Armed with the rationale from Romer, the Ninth Circuit considered the importance in our society of being "married:"
While the Colorado law in Romer stripped away important protections against discrimination from one class of citizens, homosexuals, and Proposition 8 was held to only strip gays and lesbians from being able to say in truth they were "married," this made the California amendment more suspect to the Ninth Circuit:We need consider only the many ways in which we encounter the word 'marriage' in our daily lives and understand it, consciously or not, to convey a sense of significance. We are regularly given forms to complete that ask us whether we are "single" or "married." Newspapers run announcements of births, deaths, and marriages. We are excited to see someone ask, "Will you marry me," whether on bended knee in a restaurant or in text splashed across a stadium Jumbotron. Certainly it would not have the same effect to see "Will you enter into a registered domestic partnership with me."

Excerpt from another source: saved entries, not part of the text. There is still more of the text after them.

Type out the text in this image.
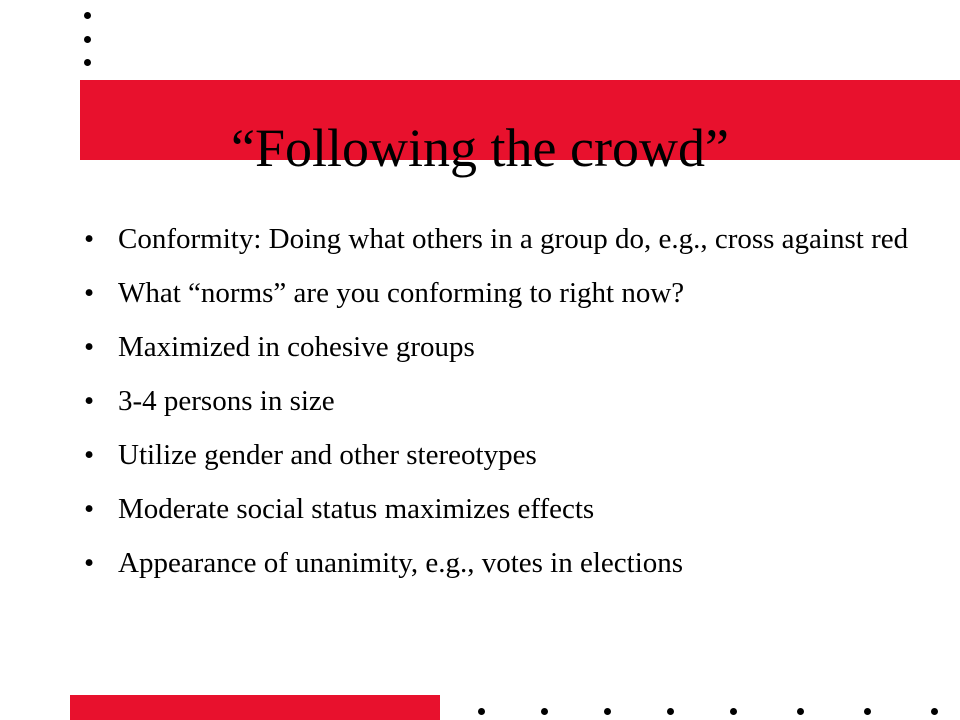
“Following the crowd”
• Conformity: Doing what others in a group do, e.g., cross against red
• What “norms” are you conforming to right now?
• Maximized in cohesive groups
• 3-4 persons in size
• Utilize gender and other stereotypes
• Moderate social status maximizes effects
• Appearance of unanimity, e.g., votes in elections
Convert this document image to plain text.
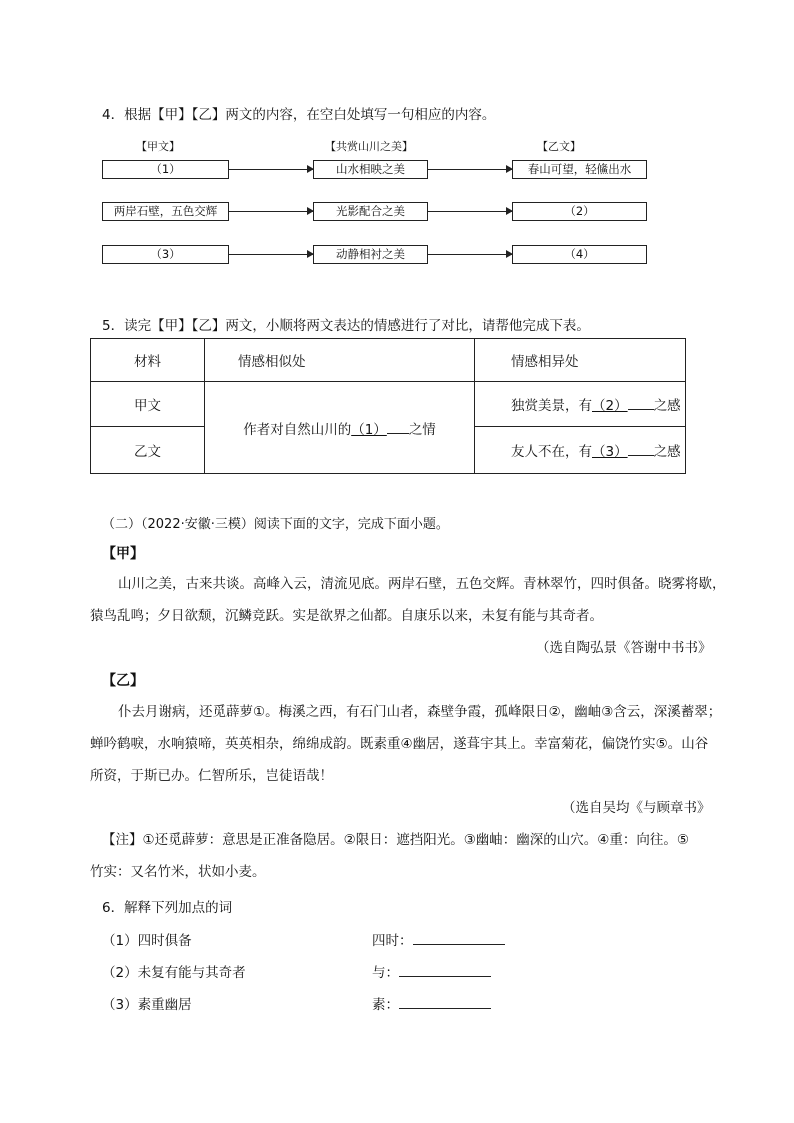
4．根据【甲】【乙】两文的内容，在空白处填写一句相应的内容。
【甲文】	【共赏山川之美】	【乙文】
（1）	山水相映之美	春山可望，轻鯈出水
两岸石壁，五色交辉	光影配合之美	（2）
（3）	动静相衬之美	（4）
5．读完【甲】【乙】两文，小顺将两文表达的情感进行了对比，请帮他完成下表。
材料	情感相似处	情感相异处
甲文	作者对自然山川的（1） 之情	独赏美景，有（2） 之感
乙文		友人不在，有（3） 之感
（二）（2022·安徽·三模）阅读下面的文字，完成下面小题。
【甲】
山川之美，古来共谈。高峰入云，清流见底。两岸石壁，五色交辉。青林翠竹，四时俱备。晓雾将歇，
猿鸟乱鸣；夕日欲颓，沉鳞竞跃。实是欲界之仙都。自康乐以来，未复有能与其奇者。
（选自陶弘景《答谢中书书》
【乙】
仆去月谢病，还觅薜萝①。梅溪之西，有石门山者，森壁争霞，孤峰限日②，幽岫③含云，深溪蓄翠；
蝉吟鹤唳，水响猿啼，英英相杂，绵绵成韵。既素重④幽居，遂葺宇其上。幸富菊花，偏饶竹实⑤。山谷
所资，于斯已办。仁智所乐，岂徒语哉！
（选自吴均《与顾章书》
【注】①还觅薜萝：意思是正准备隐居。②限日：遮挡阳光。③幽岫：幽深的山穴。④重：向往。⑤
竹实：又名竹米，状如小麦。
6．解释下列加点的词
（1）四时俱备	四时：
（2）未复有能与其奇者	与：
（3）素重幽居	素：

A law that has no practical effect except to strip one group of the right to use a state-authorized and socially meaningful designation is all the more "unprecedented" and "unusual" than a law that imposes broader changes, and raises an even stronger "inference that the disadvantage imposed is born of animosity toward the class of persons affected,"
By resolving the case based on Romer, the Ninth Circuit made clear the limited scope of its holding:
There is one further important similarity between this case and Romer. Neither case requires that the voters have stripped the state's gay and lesbian citizens of any federal constitutional right. ln Romer, Amendment 2 deprived gays and lesbians of statutory protections against discrimination; here, Proposition 8 deprived same-sex partners of the right to use the designation of 'marriage.' There is no necessity in either case that the privilege, benefit, or protection at issue be a constitutional right. We therefore need not and do not consider whether same-sex couples have a fundamental right to marry, or whether states that fail to afford the right to marry to gays and lesbians must do so. Further, we express no view on those questions.
It is common when considering the constitutionality under the U.S. Constitution of a state statute or constitutional provision, that federal courts decide such cases on as narrow a ground as possible. This is what the Ninth Circuit decided to do. Whether the right of same-sex couples to marry is a fundamental right under the U.S. Constitution will have to await another case.
It will be interesting to see how this decision plays out in the GOP primary struggles in the weeks ahead. One thing is certain, the candidates will contort the decision into an egregious infringement of states' rights by an activist court sitting in that hotbed of liberalism, San Francisco.